Samhita: Absolutely. I say this in the piece, I turned 42 this year, and at the beginning of this year, I was looking into potential fertility treatments and considering what it would look like to have a child on my own. As I was starting that medical process, the pandemic hit and as we know necessary medical, we stopped having access to the types of appointments and meetings you need. It almost felt like a moment of intervention where I thought, wow, this would not be an easy thing for me to try and navigate, especially in a moment like this.
Just from a medical perspective, it brought up a lot of questions for me in terms of how much that requires and our very precarious system that can't really expand to meet the demands of the moment. That was one of the first things. The second was, having conversations with my friends about what a hard time they were having and how they were trying to juggle all the different pieces and to Dr. Blackstone's point, what we're seeing is that the division of labor for heterosexual straight couples, the division of labor tends to fall on the woman and more so.
You have that article in The New York Times where a woman was like, "I had to dissolve my business because I had to take care of my children." Everybody was like, "The husband couldn't do one thing? You couldn't support with any part of the child-rearing."

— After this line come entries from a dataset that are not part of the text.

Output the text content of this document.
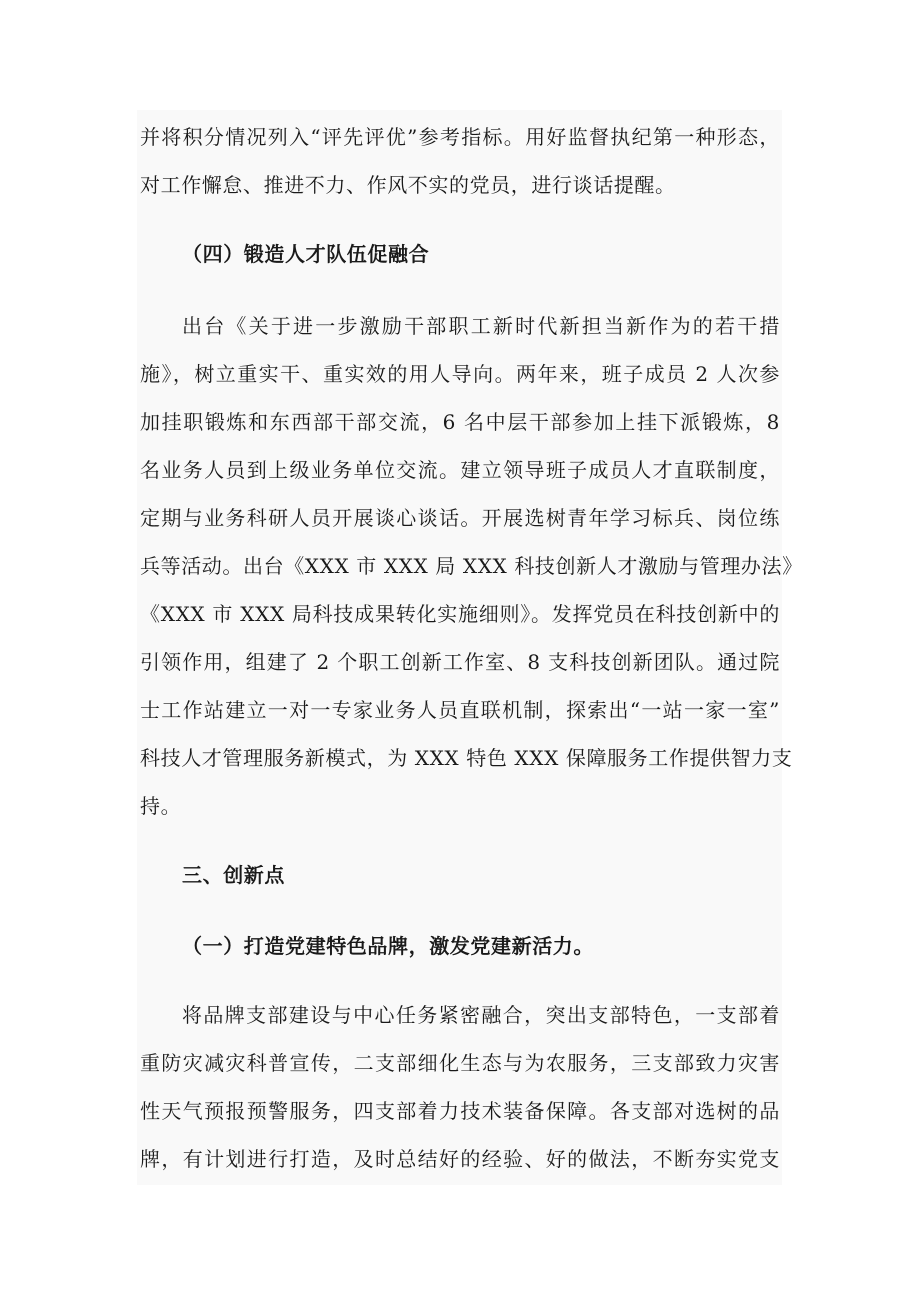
并将积分情况列入“评先评优”参考指标。用好监督执纪第一种形态，
对工作懈怠、推进不力、作风不实的党员，进行谈话提醒。
（四）锻造人才队伍促融合
出台《关于进一步激励干部职工新时代新担当新作为的若干措
施》，树立重实干、重实效的用人导向。两年来，班子成员 2 人次参
加挂职锻炼和东西部干部交流，6 名中层干部参加上挂下派锻炼，8
名业务人员到上级业务单位交流。建立领导班子成员人才直联制度，
定期与业务科研人员开展谈心谈话。开展选树青年学习标兵、岗位练
兵等活动。出台《XXX 市 XXX 局 XXX 科技创新人才激励与管理办法》
《XXX 市 XXX 局科技成果转化实施细则》。发挥党员在科技创新中的
引领作用，组建了 2 个职工创新工作室、8 支科技创新团队。通过院
士工作站建立一对一专家业务人员直联机制，探索出“一站一家一室”
科技人才管理服务新模式，为 XXX 特色 XXX 保障服务工作提供智力支
持。
三、创新点
（一）打造党建特色品牌，激发党建新活力。
将品牌支部建设与中心任务紧密融合，突出支部特色，一支部着
重防灾减灾科普宣传，二支部细化生态与为农服务，三支部致力灾害
性天气预报预警服务，四支部着力技术装备保障。各支部对选树的品
牌，有计划进行打造，及时总结好的经验、好的做法，不断夯实党支
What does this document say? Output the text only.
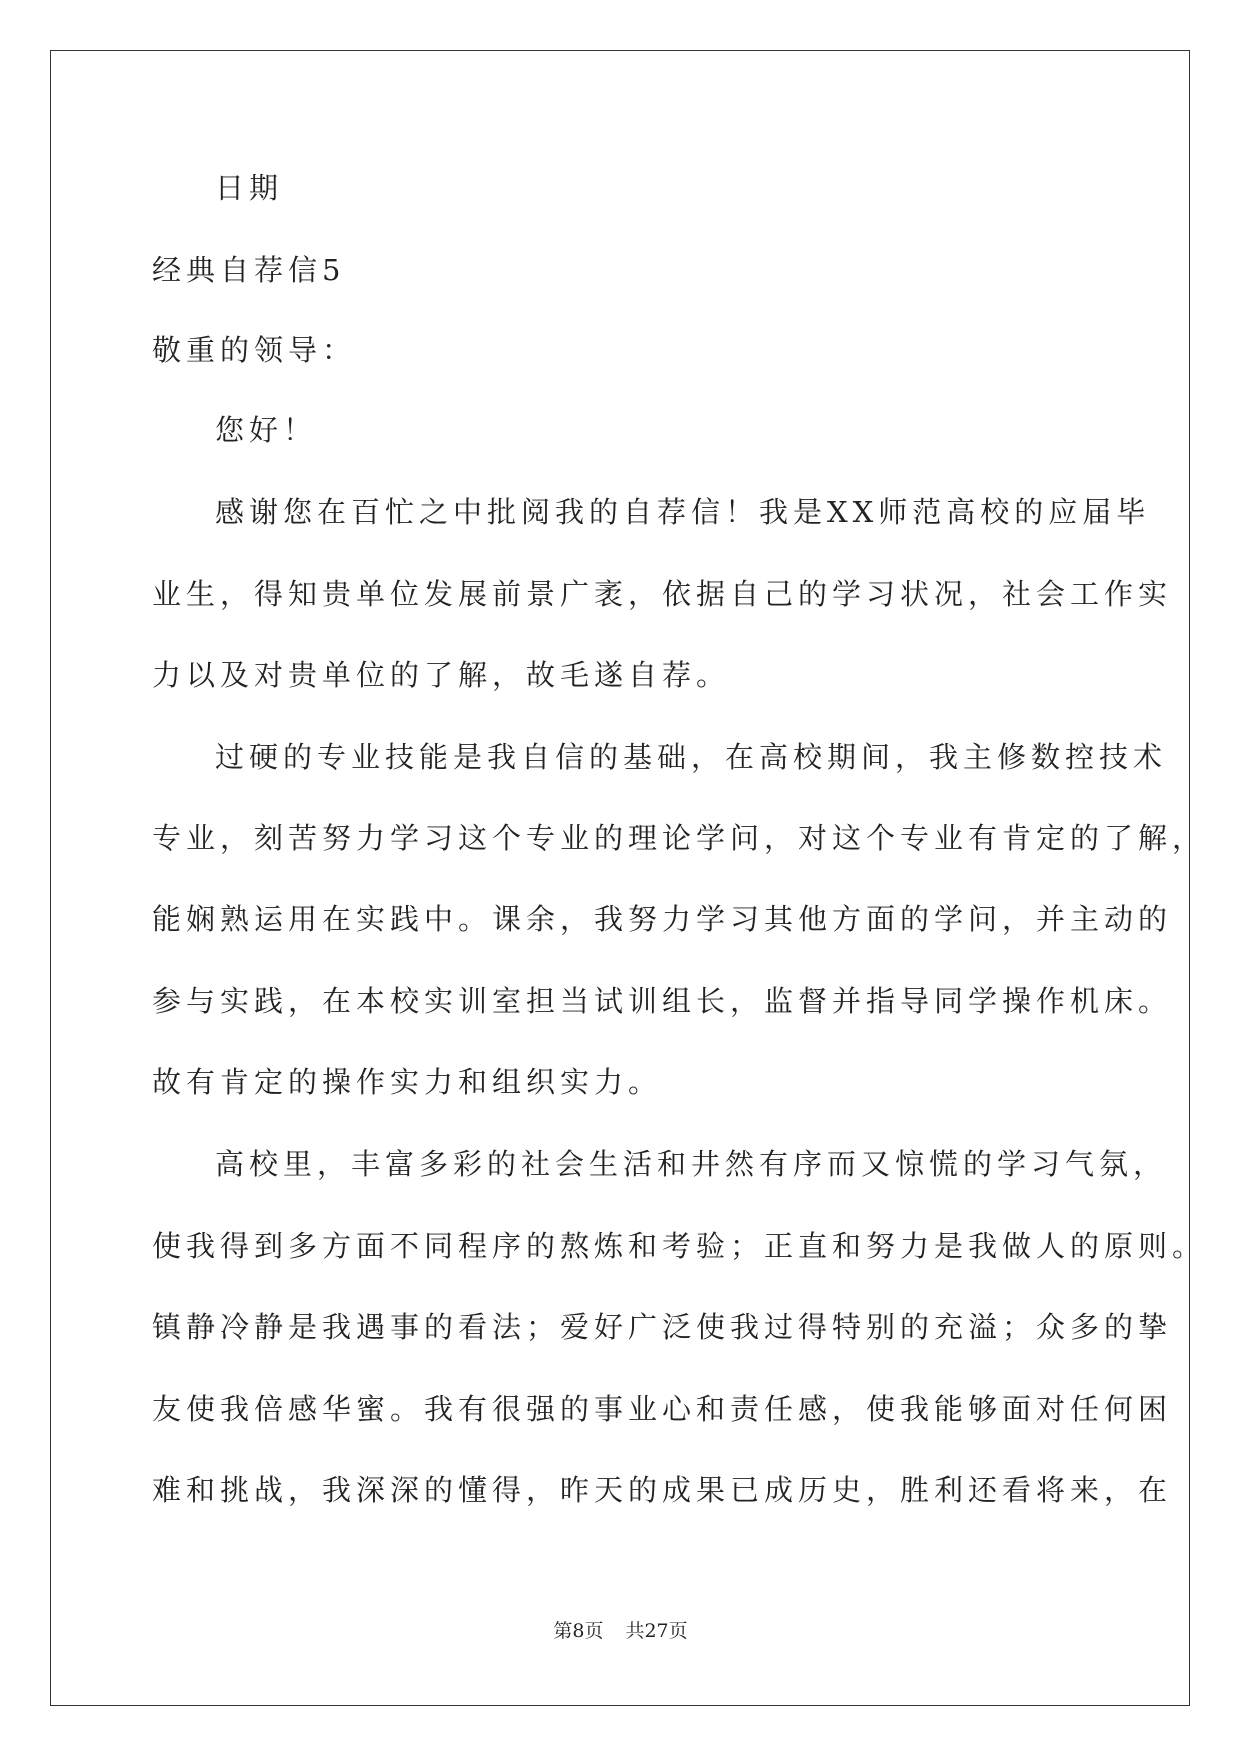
日期
经典自荐信5
敬重的领导：
您好！
感谢您在百忙之中批阅我的自荐信！我是XX师范高校的应届毕
业生，得知贵单位发展前景广袤，依据自己的学习状况，社会工作实
力以及对贵单位的了解，故毛遂自荐。
过硬的专业技能是我自信的基础，在高校期间，我主修数控技术
专业，刻苦努力学习这个专业的理论学问，对这个专业有肯定的了解，
能娴熟运用在实践中。课余，我努力学习其他方面的学问，并主动的
参与实践，在本校实训室担当试训组长，监督并指导同学操作机床。
故有肯定的操作实力和组织实力。
高校里，丰富多彩的社会生活和井然有序而又惊慌的学习气氛，
使我得到多方面不同程序的熬炼和考验；正直和努力是我做人的原则。
镇静冷静是我遇事的看法；爱好广泛使我过得特别的充溢；众多的挚
友使我倍感华蜜。我有很强的事业心和责任感，使我能够面对任何困
难和挑战，我深深的懂得，昨天的成果已成历史，胜利还看将来，在
第8页 共27页
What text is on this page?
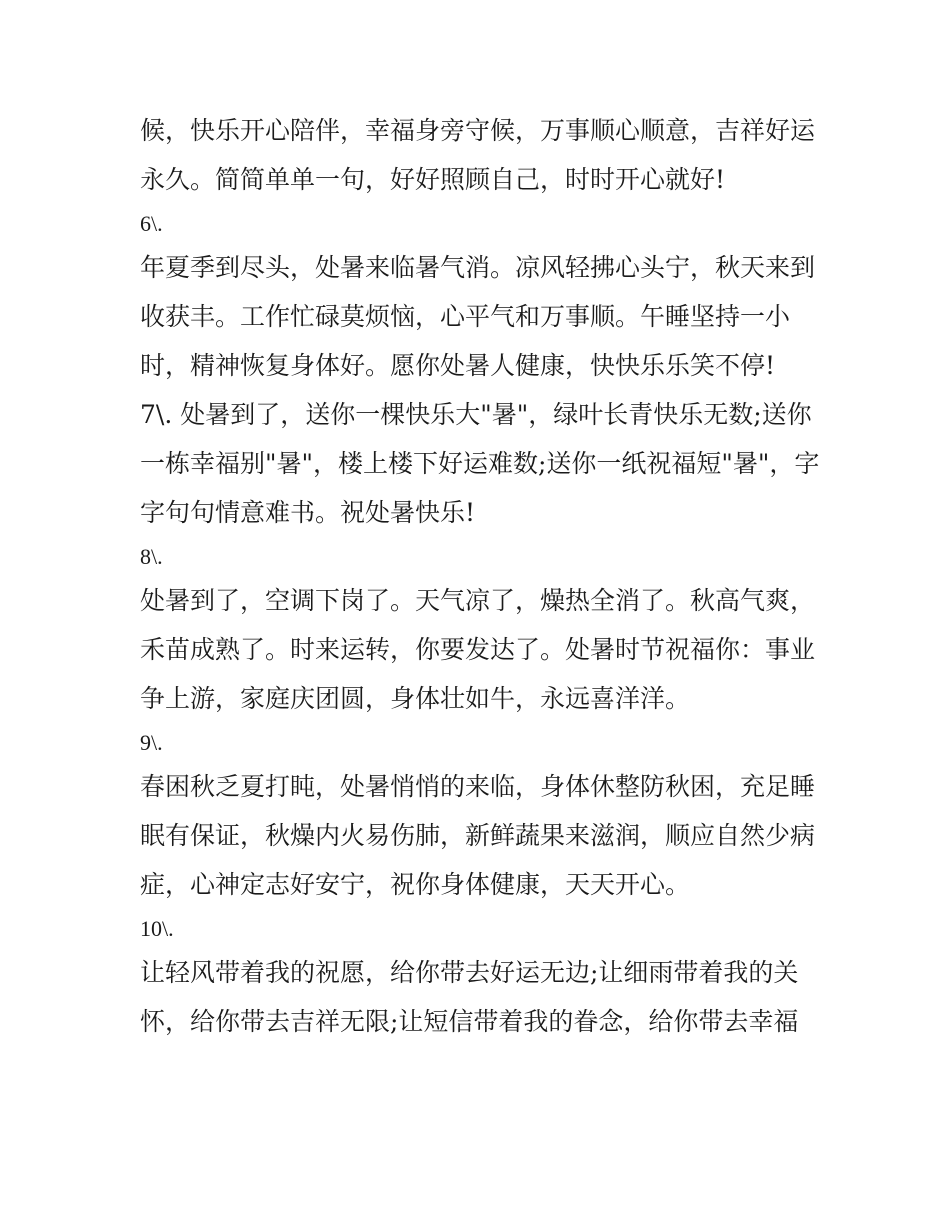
候，快乐开心陪伴，幸福身旁守候，万事顺心顺意，吉祥好运
永久。简简单单一句，好好照顾自己，时时开心就好!
6\.
年夏季到尽头，处暑来临暑气消。凉风轻拂心头宁，秋天来到
收获丰。工作忙碌莫烦恼，心平气和万事顺。午睡坚持一小
时，精神恢复身体好。愿你处暑人健康，快快乐乐笑不停!
7\. 处暑到了，送你一棵快乐大"暑"，绿叶长青快乐无数;送你
一栋幸福别"暑"，楼上楼下好运难数;送你一纸祝福短"暑"，字
字句句情意难书。祝处暑快乐!
8\.
处暑到了，空调下岗了。天气凉了，燥热全消了。秋高气爽，
禾苗成熟了。时来运转，你要发达了。处暑时节祝福你：事业
争上游，家庭庆团圆，身体壮如牛，永远喜洋洋。
9\.
春困秋乏夏打盹，处暑悄悄的来临，身体休整防秋困，充足睡
眠有保证，秋燥内火易伤肺，新鲜蔬果来滋润，顺应自然少病
症，心神定志好安宁，祝你身体健康，天天开心。
10\.
让轻风带着我的祝愿，给你带去好运无边;让细雨带着我的关
怀，给你带去吉祥无限;让短信带着我的眷念，给你带去幸福
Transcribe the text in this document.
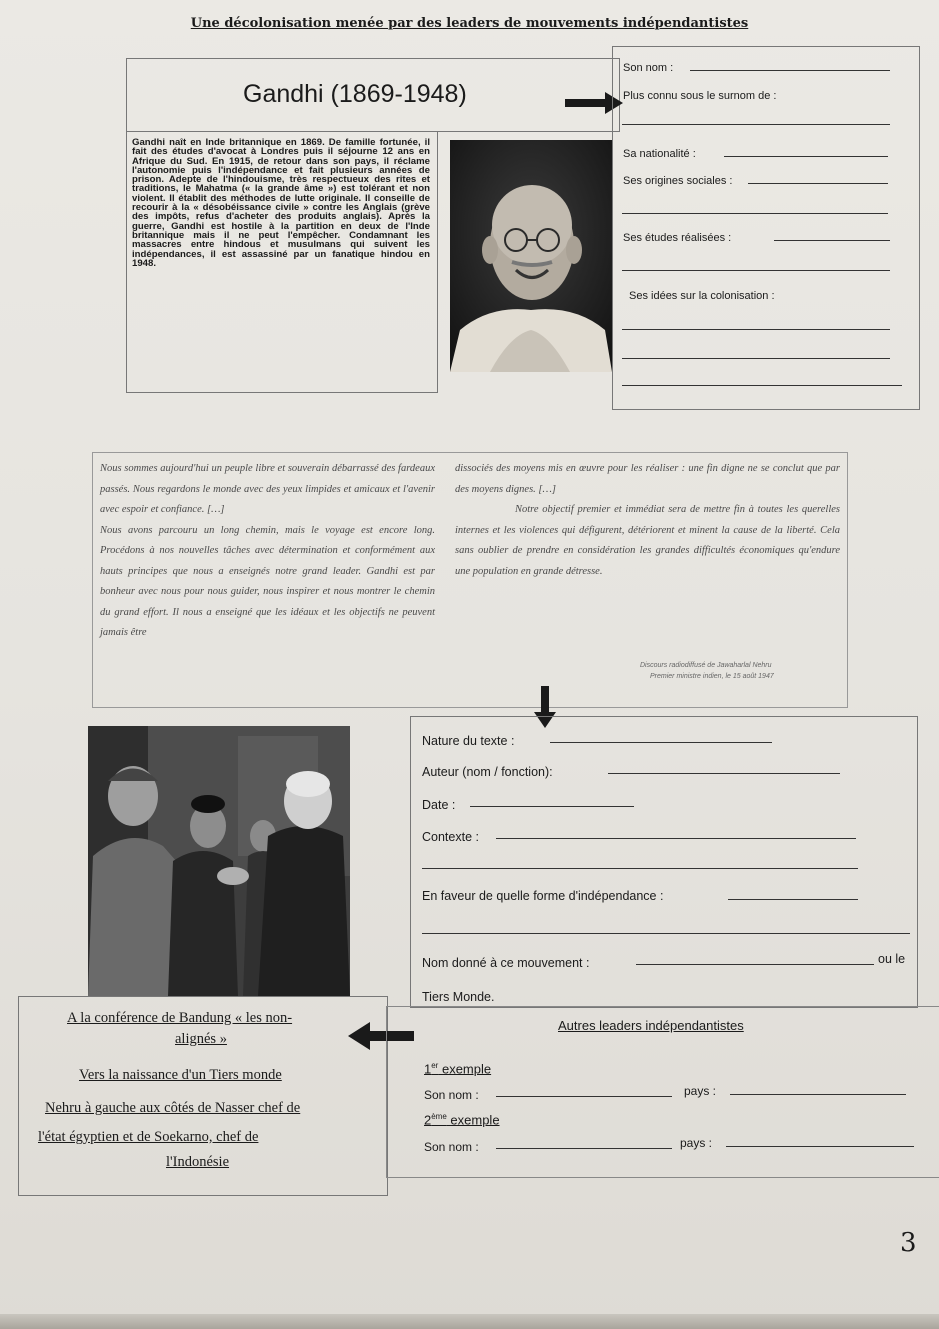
Une décolonisation menée par des leaders de mouvements indépendantistes
Gandhi (1869-1948)

Gandhi naît en Inde britannique en 1869. De famille fortunée, il fait des études d'avocat à Londres puis il séjourne 12 ans en Afrique du Sud. En 1915, de retour dans son pays, il réclame l'autonomie puis l'indépendance et fait plusieurs années de prison. Adepte de l'hindouisme, très respectueux des rites et traditions, le Mahatma (« la grande âme ») est tolérant et non violent. Il établit des méthodes de lutte originale. Il conseille de recourir à la « désobéissance civile » contre les Anglais (grève des impôts, refus d'acheter des produits anglais). Après la guerre, Gandhi est hostile à la partition en deux de l'Inde britannique mais il ne peut l'empêcher. Condamnant les massacres entre hindous et musulmans qui suivent les indépendances, il est assassiné par un fanatique hindou en 1948.

Son nom :
Plus connu sous le surnom de :
Sa nationalité :
Ses origines sociales :
Ses études réalisées :
Ses idées sur la colonisation :

Nous sommes aujourd'hui un peuple libre et souverain débarrassé des fardeaux passés. Nous regardons le monde avec des yeux limpides et amicaux et l'avenir avec espoir et confiance. […]

Nous avons parcouru un long chemin, mais le voyage est encore long. Procédons à nos nouvelles tâches avec détermination et conformément aux hauts principes que nous a enseignés notre grand leader. Gandhi est par bonheur avec nous pour nous guider, nous inspirer et nous montrer le chemin du grand effort. Il nous a enseigné que les idéaux et les objectifs ne peuvent jamais être

dissociés des moyens mis en œuvre pour les réaliser : une fin digne ne se conclut que par des moyens dignes. […]

Notre objectif premier et immédiat sera de mettre fin à toutes les querelles internes et les violences qui défigurent, détériorent et minent la cause de la liberté. Cela sans oublier de prendre en considération les grandes difficultés économiques qu'endure une population en grande détresse.

Discours radiodiffusé de Jawaharlal Nehru
Premier ministre indien, le 15 août 1947
Nature du texte :
Auteur (nom / fonction):
Date :
Contexte :
En faveur de quelle forme d'indépendance :
Nom donné à ce mouvement :	ou le
Tiers Monde.
A la conférence de Bandung « les non-
alignés »
Vers la naissance d'un Tiers monde
Nehru à gauche aux côtés de Nasser chef de
l'état égyptien et de Soekarno, chef de
l'Indonésie
Autres leaders indépendantistes
1er exemple
Son nom :	pays :
2ème exemple
Son nom :	pays :
3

Tanzina: That could happen, we should say, that could also happen in same-sex couples, dynamics are different, but there always is some sort of division of labor, right?
Interviewee: Absolutely, there's one person who takes a bigger role in the child-rearing and it could be for many reasons. That imbalance really made me start to think about how these structures that we hope will set us free, will give us joy, will fulfill our lives. Often, we end up confined in these environments and we don't have a ton of-- The assumption is, of course, my marriage is equal, of course, we're dividing this labor, but the truth is that that's not always happening. How do we kind of navigate that while still not fully losing ourselves?
Tanzina: Samhita Mukhopadhyay is the executive editor of Teen Vogue and Dr. Amy Blackstone is a sociology professor at the University of Maine and the author of Childfree by Choice. Thanks to you both for joining me.